THIS WEEK: Pizza, Fuzzy Peaches, frozen puke!

“edited” by AL SOUTH

F You know what makes Monday morning even worse? Waking up to find the sidewalk in front of your place covered in FROZEN PUKE. Thanks St Patrick’s Day, and thanks to the asshole who doesn’t know when he’s had too much to DRINK. Too bad you didn’t die choking on it instead of leaving it all over somebody’s goddamned HOME. [BLEEP!]

M Hey Rant Line™, well, I am kind of disappointed that so many people celebrate the fact that METAL IS NOT DEAD and that some people carry a love of metal into quite an old age. They celebrate that bands like Voivod are in their 50s and Augury are in their 40s and still kicking strong and stuff like this. Well, if you are anything else than an ANGRY TEENAGER, that means that you have brain problems. Even more worrisome about the latter case is that the singer is a teacher in high school and my cousin had him. It is not something to celebrate. [BLEEP!]

F Hi guys. I just wanted everybody to know I’ll be leaving my home tonight and I’m wearing CLOTHES, but will be bringing my vagina and breasts with me. I’ve been very careful to keep them well-covered, though, so hopefully that’s enough to keep me from being RAPED. I hope I don’t reveal too much because I’d hate for you guys to be powerless against your sexual urges. Really sorry for making you rape. Thanks everybody. [BLEEP!]

F I want to rant about these STUPID HUMANS in the buses and the metros. Take your KNAPSACKS off your backs. You stupid dummies. Take you knapsacks off your backs. I repeat, you stupid dummies. Take your knapsacks off your back. This means you, high school students, CEGEP, university, whatever. All you dumb-ass humans out there. Thank you. Goodbye. [BLEEP!]

M I’m sure that this is not an entirely Montreal-centric thing, but it’s gone on long enough. You people out there, men and ladies alike, who at some point, probably about 16 months ago, had your hair DYED bright blue or bright green. It was all bright and shiny and I’m sure you were proud of it. But now, after all that time, it kind of looks like SEWER WATER. I’m fucking dead certain no one chooses sewer water as their hair colour, no matter how crusty a punk you are. So it is time to cut the hair, book the appointment, get a fixer-upper. Shave your head, I don’t know. And another colour that is really disgusting is dead pink. It looks like you’ve got MISS PIGGY’S PLACENTA hanging out of your hair. So cut it, re-colour it, do something. But stopping walking around with a fucking sewer head. [BLEEP!]

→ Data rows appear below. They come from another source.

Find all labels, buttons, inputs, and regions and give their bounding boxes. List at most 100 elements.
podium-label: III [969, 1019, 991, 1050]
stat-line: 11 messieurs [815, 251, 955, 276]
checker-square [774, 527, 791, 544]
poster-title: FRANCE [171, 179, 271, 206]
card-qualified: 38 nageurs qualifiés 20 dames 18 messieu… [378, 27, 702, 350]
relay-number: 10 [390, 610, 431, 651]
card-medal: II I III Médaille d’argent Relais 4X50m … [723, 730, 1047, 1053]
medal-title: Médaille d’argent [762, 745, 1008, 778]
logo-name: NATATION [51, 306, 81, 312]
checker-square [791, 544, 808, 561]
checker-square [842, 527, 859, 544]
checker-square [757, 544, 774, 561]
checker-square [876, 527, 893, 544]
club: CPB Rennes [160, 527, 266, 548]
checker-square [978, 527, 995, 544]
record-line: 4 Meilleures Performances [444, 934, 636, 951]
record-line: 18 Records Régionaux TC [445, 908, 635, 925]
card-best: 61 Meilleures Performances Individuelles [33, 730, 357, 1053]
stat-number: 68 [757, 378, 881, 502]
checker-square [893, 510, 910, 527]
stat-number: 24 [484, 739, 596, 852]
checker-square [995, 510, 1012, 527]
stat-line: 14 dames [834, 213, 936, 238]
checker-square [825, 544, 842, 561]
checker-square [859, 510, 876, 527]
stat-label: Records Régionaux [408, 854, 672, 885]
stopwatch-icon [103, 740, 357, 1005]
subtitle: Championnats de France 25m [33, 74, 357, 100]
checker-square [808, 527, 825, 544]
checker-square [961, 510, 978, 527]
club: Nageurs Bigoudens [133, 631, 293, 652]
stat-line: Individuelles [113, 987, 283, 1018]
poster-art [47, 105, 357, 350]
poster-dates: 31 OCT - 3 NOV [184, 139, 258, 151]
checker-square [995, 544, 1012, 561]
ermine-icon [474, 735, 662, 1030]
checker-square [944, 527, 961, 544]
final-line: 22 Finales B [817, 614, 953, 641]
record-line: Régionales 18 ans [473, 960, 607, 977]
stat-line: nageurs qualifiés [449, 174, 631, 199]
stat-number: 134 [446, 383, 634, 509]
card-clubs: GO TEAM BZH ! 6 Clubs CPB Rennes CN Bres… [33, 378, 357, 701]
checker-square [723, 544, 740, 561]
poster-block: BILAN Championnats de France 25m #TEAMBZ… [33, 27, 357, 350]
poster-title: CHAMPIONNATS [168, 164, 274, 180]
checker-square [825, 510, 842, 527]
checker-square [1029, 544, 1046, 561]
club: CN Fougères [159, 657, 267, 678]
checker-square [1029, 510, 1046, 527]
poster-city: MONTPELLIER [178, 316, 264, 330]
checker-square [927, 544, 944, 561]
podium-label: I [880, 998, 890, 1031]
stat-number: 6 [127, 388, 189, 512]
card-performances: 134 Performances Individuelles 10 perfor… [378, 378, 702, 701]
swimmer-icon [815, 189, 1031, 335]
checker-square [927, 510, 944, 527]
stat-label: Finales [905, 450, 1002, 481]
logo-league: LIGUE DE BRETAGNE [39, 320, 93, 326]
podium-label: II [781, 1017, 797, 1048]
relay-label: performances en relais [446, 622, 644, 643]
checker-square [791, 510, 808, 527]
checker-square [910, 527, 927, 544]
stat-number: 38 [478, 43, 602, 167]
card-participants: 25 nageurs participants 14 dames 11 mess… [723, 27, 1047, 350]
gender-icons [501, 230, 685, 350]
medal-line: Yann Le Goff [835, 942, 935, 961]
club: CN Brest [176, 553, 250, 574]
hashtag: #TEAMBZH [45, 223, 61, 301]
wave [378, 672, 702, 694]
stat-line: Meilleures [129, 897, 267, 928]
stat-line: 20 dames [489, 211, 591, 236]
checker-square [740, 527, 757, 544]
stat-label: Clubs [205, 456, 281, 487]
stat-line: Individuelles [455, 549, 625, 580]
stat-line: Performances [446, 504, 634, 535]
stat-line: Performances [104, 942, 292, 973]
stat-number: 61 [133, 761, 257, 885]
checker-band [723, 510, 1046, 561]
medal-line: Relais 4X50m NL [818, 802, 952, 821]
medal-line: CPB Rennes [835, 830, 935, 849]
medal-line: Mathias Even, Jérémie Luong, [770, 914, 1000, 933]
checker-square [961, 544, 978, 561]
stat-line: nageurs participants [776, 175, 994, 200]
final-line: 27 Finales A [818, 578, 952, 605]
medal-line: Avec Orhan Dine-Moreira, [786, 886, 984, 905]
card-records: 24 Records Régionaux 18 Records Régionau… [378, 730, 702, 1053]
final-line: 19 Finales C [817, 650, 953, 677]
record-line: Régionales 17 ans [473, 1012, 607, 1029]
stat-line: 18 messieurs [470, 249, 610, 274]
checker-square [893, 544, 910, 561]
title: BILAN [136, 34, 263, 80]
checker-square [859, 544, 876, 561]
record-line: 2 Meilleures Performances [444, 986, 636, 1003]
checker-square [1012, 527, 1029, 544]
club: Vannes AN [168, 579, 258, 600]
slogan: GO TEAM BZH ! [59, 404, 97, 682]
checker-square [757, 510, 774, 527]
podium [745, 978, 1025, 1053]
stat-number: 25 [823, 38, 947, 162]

F This is a rant for the cocksucker who stole my jacket yesterday at a faithful bar that I go to a lot on THE STRIP. I enjoy this bar, and you are ruining it for me. Now I have to forcefully feed myself an entire bag of FUZZY PEACHES to feel better. And the worst part is that it’s not the jacket I’m worried about. There was a really cool HEADBAND in there, that said C.R.E.A.M. on it, as in cash-rules-everything-around-me C.R.E.A.M. And I really liked it and I will probably never see it again, because you’re a fucking douchebag, somebody who is definitely not homeless, who steals a PETITE GIRL’S coat. Like what the fuck? You suck. You’re awful. Terrible. I hate you. [BLEEP!]

F Hey, where is everybody? It’s my BIRTHDAY and I thought I was going to be surprised with a surprise party, but nobody asked me to do anything tonight at all. I’m home alone and it’s almost nine o’clock! Great way to turn 25. My friends are so useless and they know exactly who they are, so thanks guys. I guess I’ll go eat PIZZA in front of the TV. Thanks. [BLEEP]

M Yeah, it’s very late at night. Or maybe it’s early in the morning. I never got that. Is it night or morning? Anyway, I was out tonight and had a great time, had some pops, smoked some pot, talked to some girls. Then I’m walking home and pass some guy and he looks at me and he says, “Mmmm… GRILLED CHEESE.” Now that’s all I’m thinking about. And I think this guy was just saying “mmm grilled cheese” to everyone he walked by, like, screwing with their heads, knowing that they were going to be ready to kill somebody for some grilled cheese sandwiches for the rest of the night. I do not have grilled cheese just ready to go in my house, but from now on you can be sure I will. [BLEEP!]